Сивоок улыбнулся несообразительности княжьей.
- Вот тебе для примера, княже. Поставь на льду двух людей - тяжелого,
как твой боярин Ситник, и легкого, как отрок Пантелей, и соедини их крепкой
деревянной колодкой. Тяжелый проломит лед и начнет тонуть, а за собой
потянет и легкого, потому что тот скован с ним колодкой. А замени колодку
чем-нибудь гибким, как ремень или веревка, или же поставь между ними
что-нибудь хрупкое, неустойчивое, чтобы могло поломаться или порваться.
Тогда Ситник твой утонет, а Пантелей будет стоять на льду.

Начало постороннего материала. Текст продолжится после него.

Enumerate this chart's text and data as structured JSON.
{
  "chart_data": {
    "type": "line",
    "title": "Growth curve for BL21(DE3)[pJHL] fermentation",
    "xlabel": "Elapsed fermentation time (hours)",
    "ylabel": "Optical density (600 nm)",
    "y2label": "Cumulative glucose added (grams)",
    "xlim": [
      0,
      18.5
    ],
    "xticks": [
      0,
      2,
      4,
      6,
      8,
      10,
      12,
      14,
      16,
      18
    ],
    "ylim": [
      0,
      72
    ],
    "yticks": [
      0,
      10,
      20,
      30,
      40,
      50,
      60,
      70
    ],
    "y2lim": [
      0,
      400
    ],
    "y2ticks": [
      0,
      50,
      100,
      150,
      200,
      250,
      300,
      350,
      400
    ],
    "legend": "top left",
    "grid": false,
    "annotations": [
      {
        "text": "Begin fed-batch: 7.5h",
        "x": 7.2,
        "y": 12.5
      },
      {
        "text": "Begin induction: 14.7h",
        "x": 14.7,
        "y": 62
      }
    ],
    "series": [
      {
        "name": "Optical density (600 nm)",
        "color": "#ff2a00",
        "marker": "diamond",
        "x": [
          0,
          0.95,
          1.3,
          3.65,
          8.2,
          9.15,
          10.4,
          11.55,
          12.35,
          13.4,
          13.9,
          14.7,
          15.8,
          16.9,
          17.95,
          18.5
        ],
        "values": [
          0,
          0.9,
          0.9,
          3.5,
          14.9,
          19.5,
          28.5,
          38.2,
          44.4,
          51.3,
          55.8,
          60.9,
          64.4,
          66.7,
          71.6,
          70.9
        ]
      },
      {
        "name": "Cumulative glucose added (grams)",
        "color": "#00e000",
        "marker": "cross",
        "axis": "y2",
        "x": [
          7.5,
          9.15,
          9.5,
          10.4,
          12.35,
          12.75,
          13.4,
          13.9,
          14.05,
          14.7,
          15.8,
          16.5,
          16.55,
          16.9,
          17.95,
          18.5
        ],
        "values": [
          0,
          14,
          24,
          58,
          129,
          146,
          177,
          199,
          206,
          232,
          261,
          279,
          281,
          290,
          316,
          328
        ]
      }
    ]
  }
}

- Не трожь боярина, - буркнул князь.
- Молвлю для примера, сказал уже. Точно так же и строения. Из-за
своего неодинакового веса по-разному вдавливаются они в землю. Потому не
следует соединять накрепко строений легких и тяжелых, ибо разрушатся между
ними крепления, одновременно повреждая и сами строения. Нужно выждать
некоторое время, пока войдут каждая по своей тяжести в землю, тогда можно и
соединить их навечно. Покамест же оставим деревянные связи. Понял ли,
княже?
- Митрополиту объясни, - кивнул Ярослав в сторону Феопемпта, но тот
так продрог на морозе, что уже и перекреститься не мог.

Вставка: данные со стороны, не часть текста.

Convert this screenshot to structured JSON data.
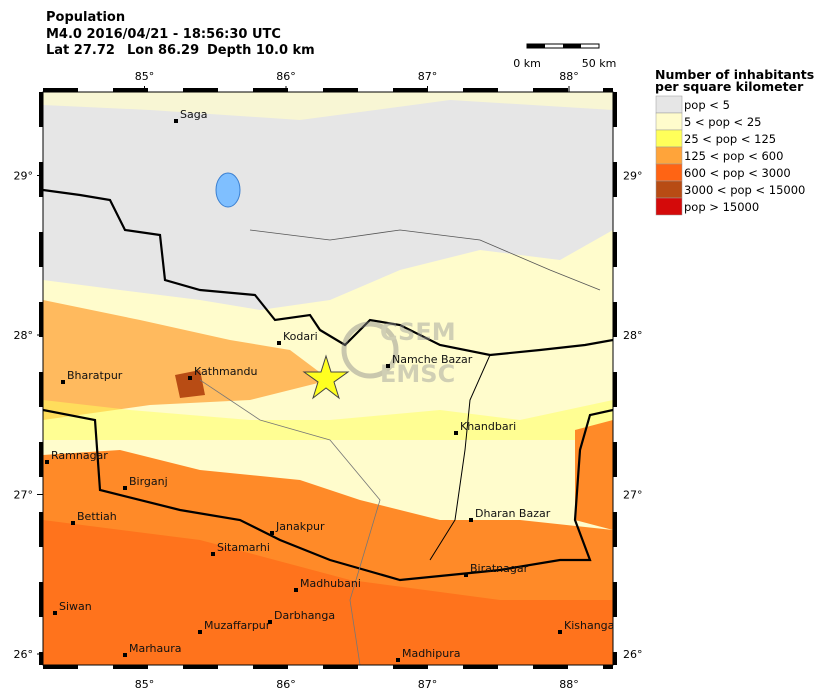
{
  "header": {
    "title": "Population",
    "event_line": "M4.0  2016/04/21 - 18:56:30 UTC",
    "lat": "Lat 27.72",
    "lon": "Lon 86.29",
    "depth": "Depth  10.0 km"
  },
  "scale_bar": {
    "start": "0 km",
    "end": "50 km"
  },
  "map": {
    "lon_ticks": [
      {
        "value": 85,
        "label": "85°"
      },
      {
        "value": 86,
        "label": "86°"
      },
      {
        "value": 87,
        "label": "87°"
      },
      {
        "value": 88,
        "label": "88°"
      }
    ],
    "lat_ticks": [
      {
        "value": 29,
        "label": "29°"
      },
      {
        "value": 28,
        "label": "28°"
      },
      {
        "value": 27,
        "label": "27°"
      },
      {
        "value": 26,
        "label": "26°"
      }
    ],
    "cities": [
      "Saga",
      "Kodari",
      "Namche Bazar",
      "Bharatpur",
      "Kathmandu",
      "Khandbari",
      "Ramnagar",
      "Birganj",
      "Bettiah",
      "Dharan Bazar",
      "Janakpur",
      "Sitamarhi",
      "Biratnagar",
      "Madhubani",
      "Siwan",
      "Muzaffarpur",
      "Darbhanga",
      "Kishanganj",
      "Marhaura",
      "Madhipura"
    ],
    "watermark_top": "CSEM",
    "watermark_bottom": "EMSC"
  },
  "legend": {
    "title_line1": "Number of inhabitants",
    "title_line2": "per square kilometer",
    "items": [
      {
        "label": "pop < 5",
        "color": "#e6e6e6"
      },
      {
        "label": "5 < pop < 25",
        "color": "#fffccc"
      },
      {
        "label": "25 < pop < 125",
        "color": "#ffff5a"
      },
      {
        "label": "125 < pop < 600",
        "color": "#ffa43a"
      },
      {
        "label": "600 < pop < 3000",
        "color": "#ff6414"
      },
      {
        "label": "3000 < pop < 15000",
        "color": "#b84c14"
      },
      {
        "label": "pop > 15000",
        "color": "#d40a0a"
      }
    ]
  }
}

Но оттаял он в княжьих палатах, когда речь зашла про порядок и способ
внутреннего убранства храма святой Софии.
Был он в своей стихии. За его спиной стояла тысячелетняя церковь с ее
догматами, с пророками, патриархами, апостолами, мучениками - и в этом
старческом, отжившем теле рождались необоримые силы; митрополит напоминал
теперь своей окостенелостью все те изображения святых в византийских
храмах, где все кажется закаменевшим: и фигуры, и одежда на них, и даже
небесные тучи над ними. Митрополит понимал, что битву, ради которой послали
его сюда из Константинополя, он проиграл, неосмотрительно пойдя тогда на
уступки, и вот стоит среди Киева чуть ли не языческий храм в певучей своей
многоглавости, но еще оставалось главное, была еще внутренняя часть церкви,
жилье божье, за которое Феопемпт готов был хоть и костьми лечь, как делали
это в течение веков мученики. Ибо что такое церковь? Церковь - это небо на
земле, место, где отец небесный обитает и движется. Предопределенная
пророками, основанная патриархами, украшенная апостолами, укрепленная
мучениками, - бог внутри нее, она не пошатнется.

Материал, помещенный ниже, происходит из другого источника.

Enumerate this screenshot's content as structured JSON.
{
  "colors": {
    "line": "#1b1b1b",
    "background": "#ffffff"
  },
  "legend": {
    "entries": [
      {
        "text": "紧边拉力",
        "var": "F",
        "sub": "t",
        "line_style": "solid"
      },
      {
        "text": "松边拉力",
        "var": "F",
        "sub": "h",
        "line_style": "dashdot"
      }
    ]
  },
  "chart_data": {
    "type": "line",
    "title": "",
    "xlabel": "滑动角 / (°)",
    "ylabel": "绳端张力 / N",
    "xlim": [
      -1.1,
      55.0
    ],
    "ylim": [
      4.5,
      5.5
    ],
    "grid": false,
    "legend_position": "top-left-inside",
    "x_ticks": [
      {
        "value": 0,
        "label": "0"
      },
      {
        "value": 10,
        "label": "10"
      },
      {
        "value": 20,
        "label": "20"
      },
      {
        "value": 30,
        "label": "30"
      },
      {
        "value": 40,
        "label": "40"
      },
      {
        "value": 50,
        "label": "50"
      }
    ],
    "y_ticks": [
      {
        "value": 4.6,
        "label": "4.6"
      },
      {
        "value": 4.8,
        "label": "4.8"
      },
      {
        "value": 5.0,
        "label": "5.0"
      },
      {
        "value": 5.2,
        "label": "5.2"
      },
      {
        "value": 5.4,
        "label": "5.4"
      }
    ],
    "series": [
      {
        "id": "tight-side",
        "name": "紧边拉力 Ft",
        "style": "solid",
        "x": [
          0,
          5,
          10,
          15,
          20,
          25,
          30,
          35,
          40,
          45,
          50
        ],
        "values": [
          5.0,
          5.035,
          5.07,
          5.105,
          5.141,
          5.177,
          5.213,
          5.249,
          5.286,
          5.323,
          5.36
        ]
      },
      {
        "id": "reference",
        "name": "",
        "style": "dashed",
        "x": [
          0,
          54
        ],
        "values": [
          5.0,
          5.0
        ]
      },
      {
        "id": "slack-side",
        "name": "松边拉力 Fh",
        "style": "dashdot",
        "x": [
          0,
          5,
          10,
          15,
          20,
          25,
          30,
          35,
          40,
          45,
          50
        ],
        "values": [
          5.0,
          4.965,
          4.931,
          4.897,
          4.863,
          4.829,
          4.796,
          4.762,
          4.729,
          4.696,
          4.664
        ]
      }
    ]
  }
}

От тепла в княжьей горнице синие щеки митрополита стали
багрово-сизыми, хищно посверкивали черные глаза среди пожелтевших зарослей,
при малейшем движении Феопемпта зловеще шуршала парча фелони, хотя
митрополит и старался сохранить закаменевшую неподвижность, чтобы этим
подчеркнуть свою неуступчивость душевную. Сидел он напротив князя будто
воскресший мертвец, и Ярослав думал с раздражением: "Чего ему нужно?"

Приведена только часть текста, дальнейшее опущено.